The loss of innocence can mean so many things though. Some people use it to refer to their child finding out that babies aren't born through the belly button. For others it would mean a cynical take on sex, thinking of girls as slags, an excessive interest in violence.
I think what I would like from my son is what you might call an open-eyed, conscious innocence. Knowing that there are bad things in the world- violence, hatred, disrespect- but also being able to say to himself that I don't have to be part of that. I don't have to speak disrespectfully of other people, I don't have to only see the dirty side of things.

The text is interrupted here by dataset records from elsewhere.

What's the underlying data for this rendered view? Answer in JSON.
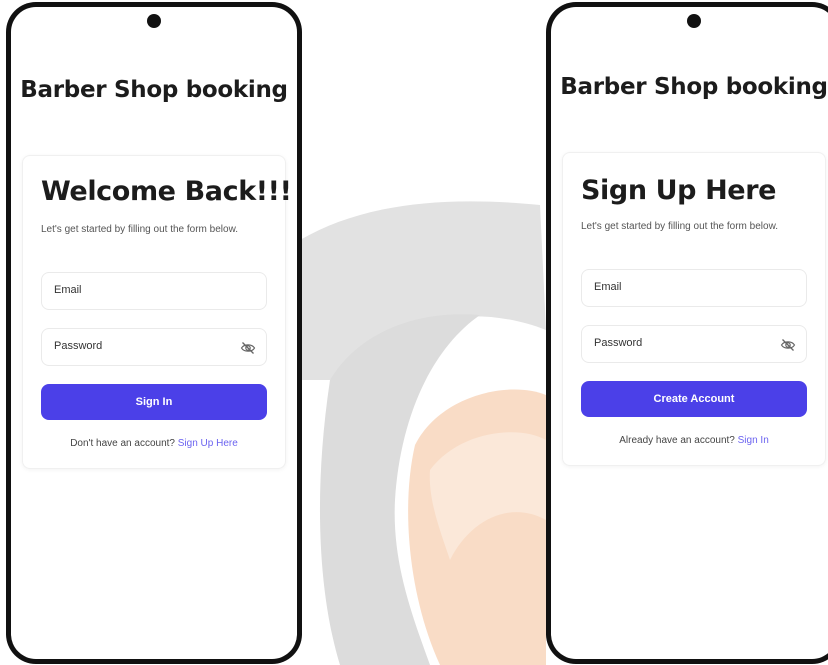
{
  "colors": {
    "primary": "#4b40e8",
    "link": "#6b63f0",
    "phone_frame": "#111111",
    "watermark_gray": "#d6d6d6",
    "watermark_orange": "#f7d2b8"
  },
  "screens": [
    {
      "app_title": "Barber Shop booking",
      "card_title": "Welcome Back!!!",
      "subtitle": "Let's get started by filling out the form below.",
      "email_placeholder": "Email",
      "password_placeholder": "Password",
      "password_toggle_icon": "eye-off-icon",
      "primary_button": "Sign In",
      "footer_prompt": "Don't have an account?",
      "footer_link": "Sign Up Here"
    },
    {
      "app_title": "Barber Shop booking",
      "card_title": "Sign Up Here",
      "subtitle": "Let's get started by filling out the form below.",
      "email_placeholder": "Email",
      "password_placeholder": "Password",
      "password_toggle_icon": "eye-off-icon",
      "primary_button": "Create Account",
      "footer_prompt": "Already have an account?",
      "footer_link": "Sign In"
    }
  ]
}
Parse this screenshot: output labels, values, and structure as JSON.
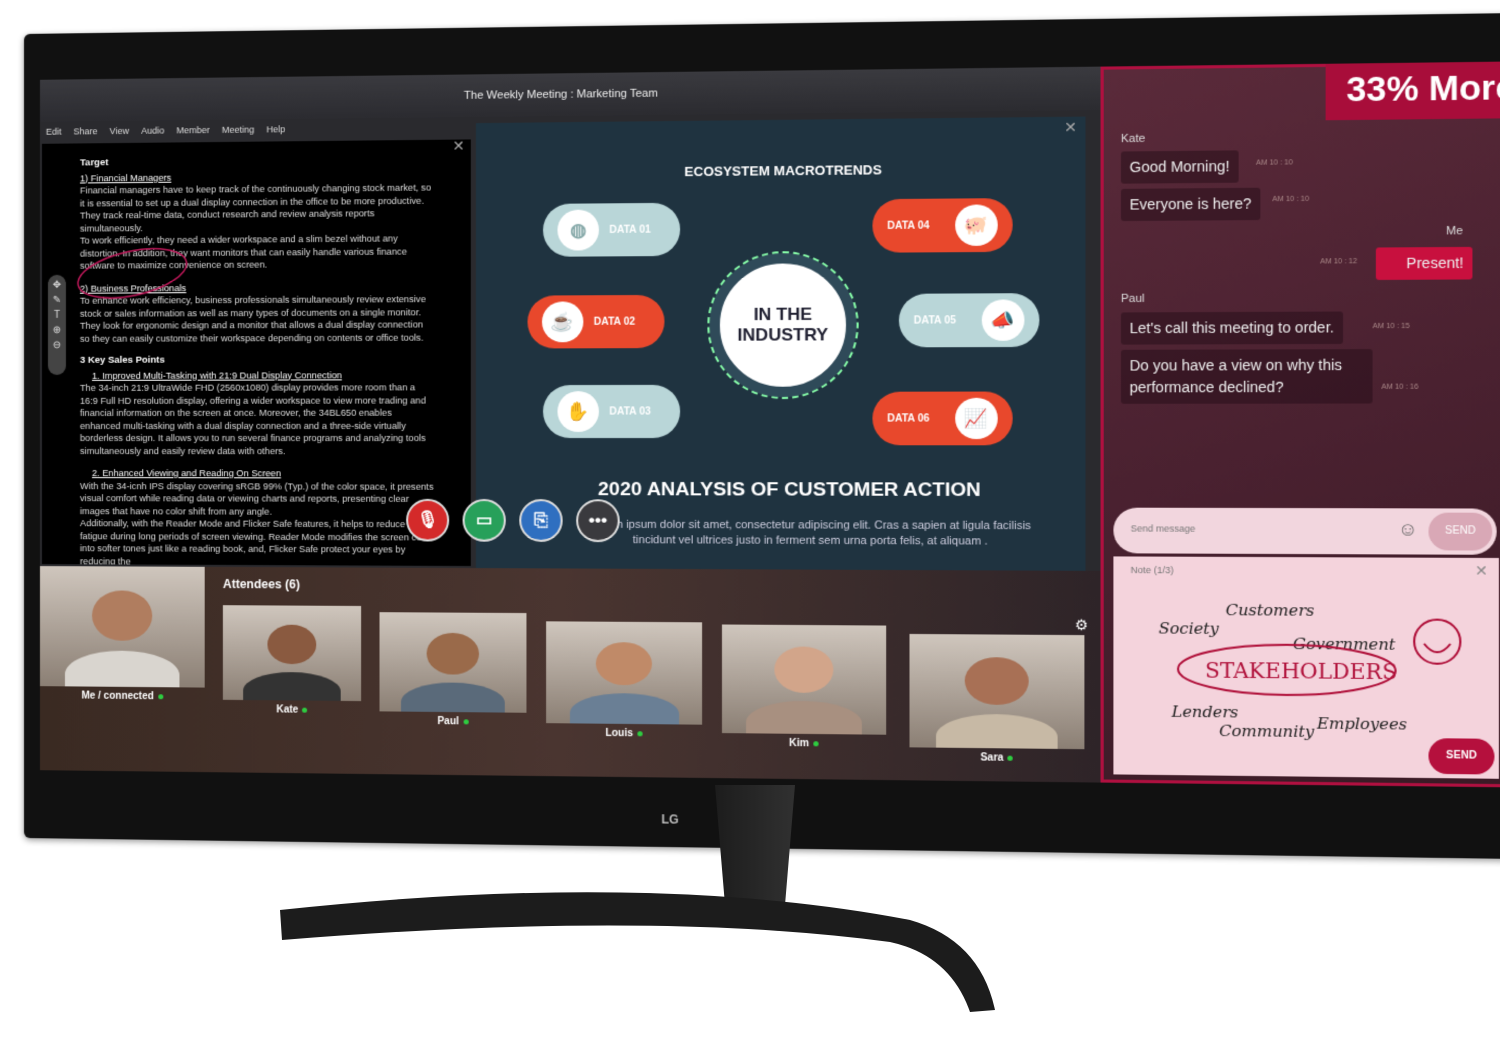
{
  "window": {
    "title": "The Weekly Meeting : Marketing Team",
    "menu": [
      "Edit",
      "Share",
      "View",
      "Audio",
      "Member",
      "Meeting",
      "Help"
    ]
  },
  "document": {
    "heading": "Target",
    "s1_title": "1) Financial Managers",
    "s1_p1": "Financial managers have to keep track of the continuously changing stock market, so it is essential to set up a dual display connection in the office to be more productive. They track real-time data, conduct research and review analysis reports simultaneously.",
    "s1_p2": "To work efficiently, they need a wider workspace and a slim bezel without any distortion. In addition, they want monitors that can easily handle various finance software to maximize convenience on screen.",
    "s2_title": "2) Business Professionals",
    "s2_p": "To enhance work efficiency, business professionals simultaneously review extensive stock or sales information as well as many types of documents on a single monitor. They look for ergonomic design and a monitor that allows a dual display connection so they can easily customize their workspace depending on contents or office tools.",
    "s3_title": "3 Key Sales Points",
    "k1_title": "1.  Improved Multi-Tasking with 21:9 Dual Display Connection",
    "k1_p": "The 34-inch 21:9 UltraWide FHD (2560x1080) display provides more room than a 16:9 Full HD resolution display, offering a wider workspace to view more trading and financial information on the screen at once. Moreover, the 34BL650 enables enhanced multi-tasking with a dual display connection and a three-side virtually borderless design. It allows you to run several finance programs and analyzing tools simultaneously and easily review data with others.",
    "k2_title": "2.  Enhanced Viewing and Reading On Screen",
    "k2_p1": "With the 34-icnh IPS display covering sRGB 99% (Typ.) of the color space, it presents visual comfort while reading data or viewing charts and reports, presenting clear images that have no color shift from any angle.",
    "k2_p2": "Additionally, with the Reader Mode and Flicker Safe features, it helps to reduce visual fatigue during long periods of screen viewing. Reader Mode modifies the screen color into softer tones just like a reading book, and, Flicker Safe protect your eyes by reducing the"
  },
  "slide": {
    "title": "ECOSYSTEM MACROTRENDS",
    "center": "IN THE INDUSTRY",
    "items": [
      {
        "label": "DATA 01",
        "icon": "globe"
      },
      {
        "label": "DATA 02",
        "icon": "coffee"
      },
      {
        "label": "DATA 03",
        "icon": "handshake"
      },
      {
        "label": "DATA 04",
        "icon": "piggy-bank"
      },
      {
        "label": "DATA 05",
        "icon": "megaphone"
      },
      {
        "label": "DATA 06",
        "icon": "chart-up"
      }
    ],
    "analysis_title": "2020 ANALYSIS OF CUSTOMER ACTION",
    "analysis_text": "Lorem ipsum dolor sit amet, consectetur adipiscing elit. Cras a sapien at ligula facilisis tincidunt vel ultrices justo in ferment sem urna porta felis, at aliquam ."
  },
  "call_controls": [
    {
      "icon": "microphone",
      "color": "#d42a2a"
    },
    {
      "icon": "video",
      "color": "#27a05a"
    },
    {
      "icon": "share-screen",
      "color": "#2f6fc0"
    },
    {
      "icon": "more",
      "color": "#3a3a3e"
    }
  ],
  "attendees": {
    "title": "Attendees (6)",
    "people": [
      "Me / connected",
      "Kate",
      "Paul",
      "Louis",
      "Kim",
      "Sara"
    ]
  },
  "badge": "33% More",
  "chat": {
    "messages": [
      {
        "sender": "Kate",
        "text": "Good Morning!",
        "time": "AM 10 : 10"
      },
      {
        "text": "Everyone is here?",
        "time": "AM 10 : 10"
      },
      {
        "sender": "Me",
        "text": "Present!",
        "time": "AM 10 : 12"
      },
      {
        "sender": "Paul",
        "text": "Let's call this meeting to order.",
        "time": "AM 10 : 15"
      },
      {
        "text": "Do you have a view on why this performance  declined?",
        "time": "AM 10 : 16"
      }
    ],
    "input_placeholder": "Send message",
    "send_label": "SEND"
  },
  "note": {
    "title": "Note (1/3)",
    "words": [
      "Customers",
      "Society",
      "Government",
      "STAKEHOLDERS",
      "Lenders",
      "Community",
      "Employees"
    ],
    "send_label": "SEND"
  },
  "brand": "LG",
  "colors": {
    "accent": "#a80d3a",
    "slide_bg": "#1f3340",
    "orange": "#e8482c",
    "teal": "#b9d6d8"
  }
}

When my son asks me about death, I don't just tell him the facts about the dissolution of the body: I try to show him how we can make a positive difference, how we can support bereaved people in the community, how we can help save lives in poor countries. We talk about the people who work to save others, the firefighters who were risking their lives at 9/11. We talk lovingly about our own dead and how much they have given us.
I may let him watch a censored film if I have watched it first and made sure that it contains nothing that I think is inappropriate. And if it contained bad language, or people behaving badly, we would discuss what kind of a person this was and what made them behave this way.
But I would ruthlessly ban any play-material that encouraged a cynical or disrespectful attitude towards other human beings, as I believe some of the GrandTheftAuto stuff does (not that I have seen it).